BT’s wholly exaggerated 8 Mb/s broadband service promised to unite the world with super-fast data delivery - but across Britain it seems their web connection speed is markedly slower than a humble carrier pigeon.
A Smegmadale IT company pitted an 11-month-old homing pigeon with a 4 gigabyte memory stick taped to its leg against the pathetic broadband service from the country's biggest internet supplier and their boasted 'up to 8Mb/s' download speed.
Polly the pigeon took three hours to carry the data 200-plus miles from London to manky Manchester - in the same time BT’s absurd Broadband service had sent 14% of the data.
The idea for the race came when a wag at the London-based Scumtech Innovations IT company plant complained about the speed of data transmission on BT’s Broadband – which promises up to 8 megabytes per second internet connection speed but provides – at best – less than 25% of what it not only boasts but also charges for.

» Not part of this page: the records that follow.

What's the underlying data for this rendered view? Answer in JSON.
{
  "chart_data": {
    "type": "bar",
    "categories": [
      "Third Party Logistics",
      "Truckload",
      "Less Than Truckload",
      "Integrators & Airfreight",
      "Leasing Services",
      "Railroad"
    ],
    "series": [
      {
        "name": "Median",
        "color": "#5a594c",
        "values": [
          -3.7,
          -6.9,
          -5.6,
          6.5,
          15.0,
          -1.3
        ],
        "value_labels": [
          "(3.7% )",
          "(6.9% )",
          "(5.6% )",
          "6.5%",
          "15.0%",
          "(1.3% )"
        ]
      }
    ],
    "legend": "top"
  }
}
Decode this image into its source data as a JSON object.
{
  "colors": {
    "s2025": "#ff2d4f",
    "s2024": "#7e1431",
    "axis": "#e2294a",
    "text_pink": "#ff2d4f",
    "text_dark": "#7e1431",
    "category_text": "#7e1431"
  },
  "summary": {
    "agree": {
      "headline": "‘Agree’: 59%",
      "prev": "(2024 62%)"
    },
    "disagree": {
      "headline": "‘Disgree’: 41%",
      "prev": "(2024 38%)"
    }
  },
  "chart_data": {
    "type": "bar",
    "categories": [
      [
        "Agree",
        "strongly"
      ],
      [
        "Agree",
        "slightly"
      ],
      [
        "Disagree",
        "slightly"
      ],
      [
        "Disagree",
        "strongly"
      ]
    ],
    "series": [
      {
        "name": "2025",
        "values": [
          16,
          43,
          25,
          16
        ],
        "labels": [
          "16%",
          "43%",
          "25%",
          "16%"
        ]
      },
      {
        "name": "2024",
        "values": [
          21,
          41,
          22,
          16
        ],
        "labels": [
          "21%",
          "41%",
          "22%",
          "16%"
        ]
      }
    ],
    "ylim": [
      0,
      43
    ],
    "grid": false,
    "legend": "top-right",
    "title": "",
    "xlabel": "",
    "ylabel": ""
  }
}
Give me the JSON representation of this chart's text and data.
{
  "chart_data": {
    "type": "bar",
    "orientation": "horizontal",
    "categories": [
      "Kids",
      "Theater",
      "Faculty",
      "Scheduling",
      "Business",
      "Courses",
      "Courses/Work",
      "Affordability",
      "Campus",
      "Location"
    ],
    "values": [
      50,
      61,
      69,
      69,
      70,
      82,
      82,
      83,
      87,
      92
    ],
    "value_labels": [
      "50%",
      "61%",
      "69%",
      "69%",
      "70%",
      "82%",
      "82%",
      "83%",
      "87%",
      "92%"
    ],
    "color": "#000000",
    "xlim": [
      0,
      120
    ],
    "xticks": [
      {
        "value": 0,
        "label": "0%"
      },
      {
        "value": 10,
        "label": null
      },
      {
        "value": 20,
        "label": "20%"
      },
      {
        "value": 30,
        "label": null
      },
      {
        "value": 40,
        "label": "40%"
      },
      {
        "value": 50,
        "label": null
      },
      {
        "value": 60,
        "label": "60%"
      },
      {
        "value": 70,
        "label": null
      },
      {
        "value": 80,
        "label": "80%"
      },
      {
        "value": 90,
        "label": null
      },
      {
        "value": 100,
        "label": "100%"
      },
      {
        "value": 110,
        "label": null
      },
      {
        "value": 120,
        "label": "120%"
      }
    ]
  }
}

The wag in question – Jacko McTwat – claimed it would be faster transmitting the data by carrier pigeon.
However BT informed a reporter from the Ripoffs Gazette that it was not responsible for the firm's slow internet speeds – stating the promised 8 Mb/s only worked if you were in ‘range’ of a local telephone exchange – which critics claim translates as being next door – if then.
Scumtech’s McTwat told Fux News "We pride ourselves on being innovative here in all aspects of the communications industry, so decided to test my mocking statement in a real time demonstration.”
Scumtech set up a Polly the Pigeon website to publicize and monitor the race and brought in Ofcom adjudicators to ensure there were strict rules in place to ensure Polly – or BT - had no unfair advantage – with tens of thousands of techies and nerds following the run-up to the race on the Twitter and Facebook social networking sites.
The week prior to the race the UK’s High Street Shit-or-Bust bookies were giving 20-1 odds against BT even completing the race within the allotted four hour timespan – never mind actually winning the challenge.
On the ‘crack’ of the Ofcom umpire’s starting pistol Polly was released from one of Scumtech’s top floor windows and took to the wing – heading for their Manchester offices with a memory stick loaded with 4 gigabytes of data – while at the same instant Jacko McTwat hit the send button on his pc to transmit a 4 Gb cache of identical data to an Ofcom rep’ sat at a reciprocal pc in their Manchester offices.
While Polly had been screened for 24 hours prior to the race to be certain she wasn’t fed any amphetamine-laced ‘performance-enhancing seeds’ so too was BT’s broadband monitored by 'Speedcheck' from the start of the race to make sure it wasn’t artificially ‘boosted’ above its normal 0.35 Mb/s
The official Ofcom record shows that Polly took two hours and forty-eight minutes to fly between the London and Manchester offices – plus an added ten minutes to coax her inside and retrieve the memory stick due her being harassed by a prowling ginger minger tomcat – which unfortunately plummeted fifteen floors onto the pavement below after being twatted with a telephone directory.
Total time for Scumtech’s pigeon post e-data delivery onto hard drive : just under three hours – while BT Broadband had only managed to deliver 14% of the identical data package in the same time period.
University students across the UK who consider themselves cheated by BT’s dodgy 8 Mb/s Duckegg-band deal now plan to further humiliate the BT monopoly with similar contests by fielding a tortoise with a data stick taped to its shell - and a wheelchair-bound disabled pensioner carrying a CD of data in the cleft of a forked stick – against the BT service.